Emergency room physician Dr. Mary Carroll Lee, who works at Salem Health, describes the three stages of hyperthermia—that is, death from heat—as a fluid spectrum.
Typically, our bodies successfully fight to keep our internal temperature from rising to meet the outside temperature. The mechanism is simple: We sweat. But at some point, Lee says, “our thermostat goes haywire and becomes maladaptive”—like a broken fan.
The first stage of hyperthermia begins when sweating can no longer keep our bodies at a manageable temperature.
From there, we enter heat cramps. We stop sweating, our bodies start to swell, and our muscles start to seize. It’s uncomfortable, but we don’t feel like we’re dying.
Next comes heat exhaustion: We start to feel lethargic and perhaps cycle in and out of alertness. We might be alert but not know the year or time.
And last comes heat stroke: We’re cycling in and out of consciousness, and there’s often an altered mental state. At this point, some people are no longer aware they’re in pain or discomfort. The cells in our vital organs start to swell; they burst and die.
“It’s like cooking an egg. It cooks and changes permanently,” Lee says. The actual death is often caused by a heart attack or organ failure.
Lee says she’s heard that people might even be filled with euphoria near the end stages of hyperthermia, like those who experience hypothermia—a loss of body heat.

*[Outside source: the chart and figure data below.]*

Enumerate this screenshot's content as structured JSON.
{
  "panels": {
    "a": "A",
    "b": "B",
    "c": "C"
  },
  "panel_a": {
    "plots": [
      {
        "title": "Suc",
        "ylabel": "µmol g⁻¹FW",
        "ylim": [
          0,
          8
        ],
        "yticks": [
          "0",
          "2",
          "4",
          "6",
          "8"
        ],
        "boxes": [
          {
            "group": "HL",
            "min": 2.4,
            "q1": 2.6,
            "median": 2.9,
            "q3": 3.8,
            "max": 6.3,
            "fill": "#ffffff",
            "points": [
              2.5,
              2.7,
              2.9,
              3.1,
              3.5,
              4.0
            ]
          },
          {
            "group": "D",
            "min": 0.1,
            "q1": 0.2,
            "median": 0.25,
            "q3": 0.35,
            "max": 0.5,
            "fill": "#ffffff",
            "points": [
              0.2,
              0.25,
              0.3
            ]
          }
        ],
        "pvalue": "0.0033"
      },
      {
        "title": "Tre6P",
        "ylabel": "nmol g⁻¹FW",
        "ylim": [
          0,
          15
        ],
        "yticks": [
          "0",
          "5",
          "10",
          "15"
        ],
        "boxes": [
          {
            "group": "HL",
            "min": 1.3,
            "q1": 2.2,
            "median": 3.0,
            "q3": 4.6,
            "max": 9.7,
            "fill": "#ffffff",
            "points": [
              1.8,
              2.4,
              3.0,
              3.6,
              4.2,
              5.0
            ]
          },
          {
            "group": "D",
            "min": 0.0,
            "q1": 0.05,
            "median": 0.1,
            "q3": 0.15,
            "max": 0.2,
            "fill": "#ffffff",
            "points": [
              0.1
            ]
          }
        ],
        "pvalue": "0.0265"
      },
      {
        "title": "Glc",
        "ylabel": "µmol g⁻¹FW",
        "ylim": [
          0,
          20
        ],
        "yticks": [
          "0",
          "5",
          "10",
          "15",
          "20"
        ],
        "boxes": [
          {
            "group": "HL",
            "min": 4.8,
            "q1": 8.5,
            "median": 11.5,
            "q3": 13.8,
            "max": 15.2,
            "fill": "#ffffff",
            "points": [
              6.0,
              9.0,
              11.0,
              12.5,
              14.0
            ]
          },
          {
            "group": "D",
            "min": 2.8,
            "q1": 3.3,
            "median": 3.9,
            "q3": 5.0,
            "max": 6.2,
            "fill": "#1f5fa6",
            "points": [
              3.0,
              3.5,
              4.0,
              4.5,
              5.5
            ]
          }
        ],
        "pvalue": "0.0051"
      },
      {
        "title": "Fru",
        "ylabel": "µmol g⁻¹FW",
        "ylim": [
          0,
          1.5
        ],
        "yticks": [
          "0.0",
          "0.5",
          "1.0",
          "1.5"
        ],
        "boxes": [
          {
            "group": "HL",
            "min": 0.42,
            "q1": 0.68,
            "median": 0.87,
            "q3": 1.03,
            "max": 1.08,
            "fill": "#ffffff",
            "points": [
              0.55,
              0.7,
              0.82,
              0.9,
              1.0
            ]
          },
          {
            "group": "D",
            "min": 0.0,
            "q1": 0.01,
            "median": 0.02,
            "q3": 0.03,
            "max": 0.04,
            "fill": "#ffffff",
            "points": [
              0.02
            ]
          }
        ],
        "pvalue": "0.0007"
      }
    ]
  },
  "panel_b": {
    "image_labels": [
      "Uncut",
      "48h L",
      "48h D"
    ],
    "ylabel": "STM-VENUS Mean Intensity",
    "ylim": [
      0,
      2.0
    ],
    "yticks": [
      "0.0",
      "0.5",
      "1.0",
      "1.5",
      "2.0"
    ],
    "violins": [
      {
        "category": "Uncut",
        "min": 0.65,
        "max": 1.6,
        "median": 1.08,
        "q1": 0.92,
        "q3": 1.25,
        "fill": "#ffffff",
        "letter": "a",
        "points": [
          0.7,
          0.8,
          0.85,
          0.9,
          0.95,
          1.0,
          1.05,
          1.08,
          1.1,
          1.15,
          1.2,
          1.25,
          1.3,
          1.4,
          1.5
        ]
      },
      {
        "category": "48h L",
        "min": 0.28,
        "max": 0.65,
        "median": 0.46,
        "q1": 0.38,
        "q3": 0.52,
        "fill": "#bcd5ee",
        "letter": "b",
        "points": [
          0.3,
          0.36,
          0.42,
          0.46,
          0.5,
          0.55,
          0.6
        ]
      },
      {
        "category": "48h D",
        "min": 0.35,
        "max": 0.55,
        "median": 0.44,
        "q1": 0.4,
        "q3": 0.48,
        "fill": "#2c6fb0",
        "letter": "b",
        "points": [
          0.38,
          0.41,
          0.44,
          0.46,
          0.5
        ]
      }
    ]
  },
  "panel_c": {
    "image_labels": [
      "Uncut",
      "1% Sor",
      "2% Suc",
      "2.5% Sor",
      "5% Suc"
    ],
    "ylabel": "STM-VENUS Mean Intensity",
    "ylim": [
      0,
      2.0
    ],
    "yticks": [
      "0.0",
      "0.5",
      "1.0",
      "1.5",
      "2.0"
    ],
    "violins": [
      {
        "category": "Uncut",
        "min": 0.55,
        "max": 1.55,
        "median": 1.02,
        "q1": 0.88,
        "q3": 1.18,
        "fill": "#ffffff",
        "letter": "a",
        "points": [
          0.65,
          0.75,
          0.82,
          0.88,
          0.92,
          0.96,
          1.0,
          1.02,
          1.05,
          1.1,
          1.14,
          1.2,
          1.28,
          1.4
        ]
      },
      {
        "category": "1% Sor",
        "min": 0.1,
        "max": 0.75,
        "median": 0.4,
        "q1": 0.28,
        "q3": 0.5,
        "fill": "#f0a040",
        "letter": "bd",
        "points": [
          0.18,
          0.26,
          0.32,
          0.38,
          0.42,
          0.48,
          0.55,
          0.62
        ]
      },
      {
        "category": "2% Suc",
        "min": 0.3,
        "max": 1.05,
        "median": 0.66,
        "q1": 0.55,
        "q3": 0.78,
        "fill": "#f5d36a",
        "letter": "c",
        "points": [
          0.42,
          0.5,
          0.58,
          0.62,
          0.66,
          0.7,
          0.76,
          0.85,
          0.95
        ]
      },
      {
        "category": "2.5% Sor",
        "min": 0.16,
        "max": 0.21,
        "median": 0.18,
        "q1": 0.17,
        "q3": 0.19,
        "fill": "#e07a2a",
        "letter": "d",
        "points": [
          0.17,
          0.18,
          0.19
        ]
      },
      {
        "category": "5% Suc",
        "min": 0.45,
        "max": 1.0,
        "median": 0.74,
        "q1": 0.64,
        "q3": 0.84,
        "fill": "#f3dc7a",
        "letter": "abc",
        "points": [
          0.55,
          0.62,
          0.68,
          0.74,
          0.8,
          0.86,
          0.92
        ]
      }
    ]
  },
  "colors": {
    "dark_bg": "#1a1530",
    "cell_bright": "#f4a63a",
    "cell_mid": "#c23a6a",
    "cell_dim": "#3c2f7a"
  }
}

For some, this process happens quickly—sometimes within two or three hours. That’s part of what makes it so lethal: You can go from feeling bothered by the heat to dead in 90 minutes.
Lee worked in the hospital during the heat wave, and saw many elderly people come in and just say they were tired and didn’t know why. “They just said, ‘I just don’t feel well,’’' she recalls. “‘Well, yeah. You’re 103 degrees.’ It sneaks up on them.”
Hospitals had to work swiftly to save the people who made it to their emergency rooms but were already suffering from heat exhaustion or heat stroke.
Several emergency departments across Oregon filled body bags with ice and stuck people in them who needed to cool down. At Salem Health, staff filled up a kiddie pool with cold water from a hose and put it in the ambulance bay, just in case someone needed to get dunked.